A new leaf
New Zealand Listener|May 13 -20th, 2023
IBS sufferers need to avoid certain carbohydrates, but can still enjoy nutritious greens with a bit of digging.
Jennifer Bowden
A new leaf

Question:

I have been diagnosed with IBS and have used the low-Fodmap diet to help with it. However, one of my "triggers" is dark-green leafy vegetables, such as spinach. I can safely eat silverbeet, but leafy green recommendations do not mention it. How do I obtain the same nutrition that I would have from dark-green leafy vegetables without exacerbating my IBS problem? 

Answer:

Irritable bowel syndrome, like politics and religion, is a topic often avoided at dinner parties. Yet if you're throwing a dinner party, there's a good chance one of your guests has IBS, as an estimated one in seven adults experiences it.

IBS is characterised by abdominal pain, bloating, wind and altered bowel habits, whether diarrhoea, constipation or a combination of both. Because these symptoms overlap with other conditions such as inflammatory bowel disease, coeliac disease, endometriosis and bowel cancer, a medical professional must rule these conditions out and diagnose IBS, rather than it being self-diagnosed.

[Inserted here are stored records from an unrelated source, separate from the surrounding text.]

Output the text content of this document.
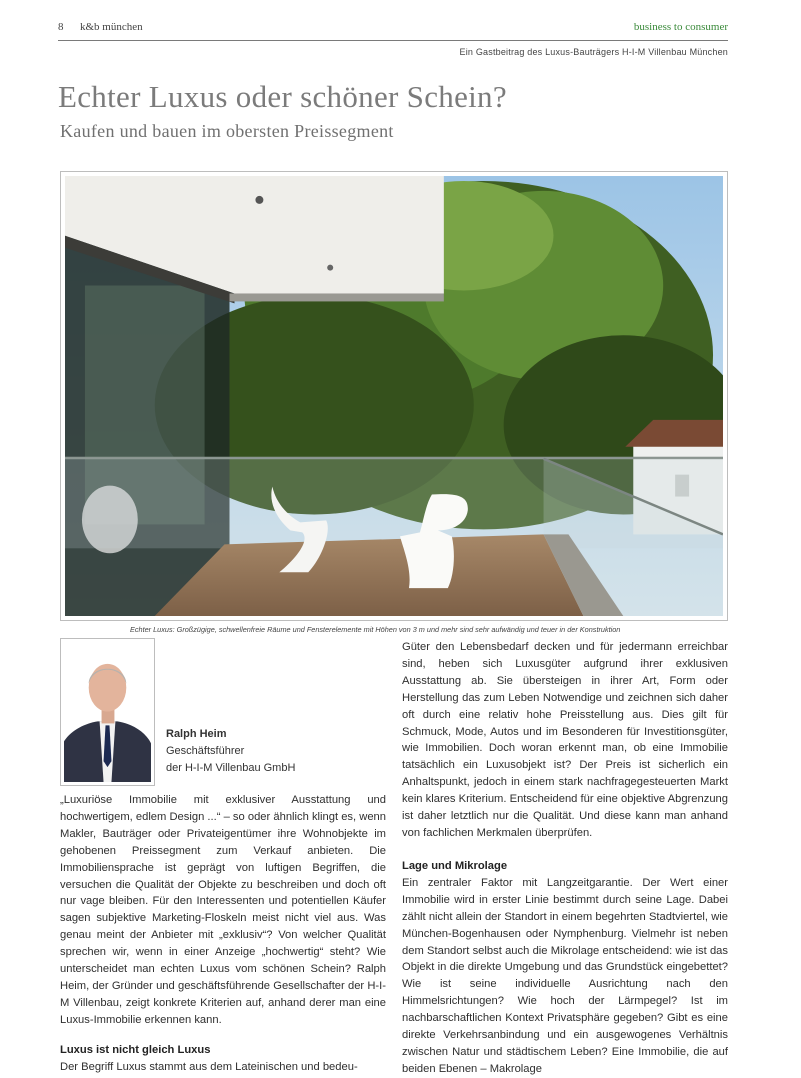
8 k&b münchen	business to consumer
Ein Gastbeitrag des Luxus-Bauträgers H-I-M Villenbau München
Echter Luxus oder schöner Schein?
Kaufen und bauen im obersten Preissegment
Echter Luxus: Großzügige, schwellenfreie Räume und Fensterelemente mit Höhen von 3 m und mehr sind sehr aufwändig und teuer in der Konstruktion
Ralph Heim
Geschäftsführer
der H-I-M Villenbau GmbH

„Luxuriöse Immobilie mit exklusiver Ausstattung und hochwertigem, edlem Design ...“ – so oder ähnlich klingt es, wenn Makler, Bauträger oder Privateigentümer ihre Wohnobjekte im gehobenen Preissegment zum Verkauf anbieten. Die Immobiliensprache ist geprägt von luftigen Begriffen, die versuchen die Qualität der Objekte zu beschreiben und doch oft nur vage bleiben. Für den Interessenten und potentiellen Käufer sagen subjektive Marketing-Floskeln meist nicht viel aus. Was genau meint der Anbieter mit „exklusiv“? Von welcher Qualität sprechen wir, wenn in einer Anzeige „hochwertig“ steht? Wie unterscheidet man echten Luxus vom schönen Schein? Ralph Heim, der Gründer und geschäftsführende Gesellschafter der H-I-M Villenbau, zeigt konkrete Kriterien auf, anhand derer man eine Luxus-Immobilie erkennen kann.

Luxus ist nicht gleich Luxus

Der Begriff Luxus stammt aus dem Lateinischen und bedeu-

Güter den Lebensbedarf decken und für jedermann erreichbar sind, heben sich Luxusgüter aufgrund ihrer exklusiven Ausstattung ab. Sie übersteigen in ihrer Art, Form oder Herstellung das zum Leben Notwendige und zeichnen sich daher oft durch eine relativ hohe Preisstellung aus. Dies gilt für Schmuck, Mode, Autos und im Besonderen für Investitionsgüter, wie Immobilien. Doch woran erkennt man, ob eine Immobilie tatsächlich ein Luxusobjekt ist? Der Preis ist sicherlich ein Anhaltspunkt, jedoch in einem stark nachfragegesteuerten Markt kein klares Kriterium. Entscheidend für eine objektive Abgrenzung ist daher letztlich nur die Qualität. Und diese kann man anhand von fachlichen Merkmalen überprüfen.

Lage und Mikrolage

Ein zentraler Faktor mit Langzeitgarantie. Der Wert einer Immobilie wird in erster Linie bestimmt durch seine Lage. Dabei zählt nicht allein der Standort in einem begehrten Stadtviertel, wie München-Bogenhausen oder Nymphenburg. Vielmehr ist neben dem Standort selbst auch die Mikrolage entscheidend: wie ist das Objekt in die direkte Umgebung und das Grundstück eingebettet? Wie ist seine individuelle Ausrichtung nach den Himmelsrichtungen? Wie hoch der Lärmpegel? Ist im nachbarschaftlichen Kontext Privatsphäre gegeben? Gibt es eine direkte Verkehrsanbindung und ein ausgewogenes Verhältnis zwischen Natur und städtischem Leben? Eine Immobilie, die auf beiden Ebenen – Makrolage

Fodmaps (fermentable oligosaccharides, disaccharides, monosaccharides and polyols) is an acronym coined by researchers at Monash University in Melbourne for a group of short-chain carbohydrates. These carbs draw water out of the body into the small intestine, thereby increasing water delivery to the colon, and they are rapidly fermented by colon bacteria that produce hydrogen, carbon dioxide and methane.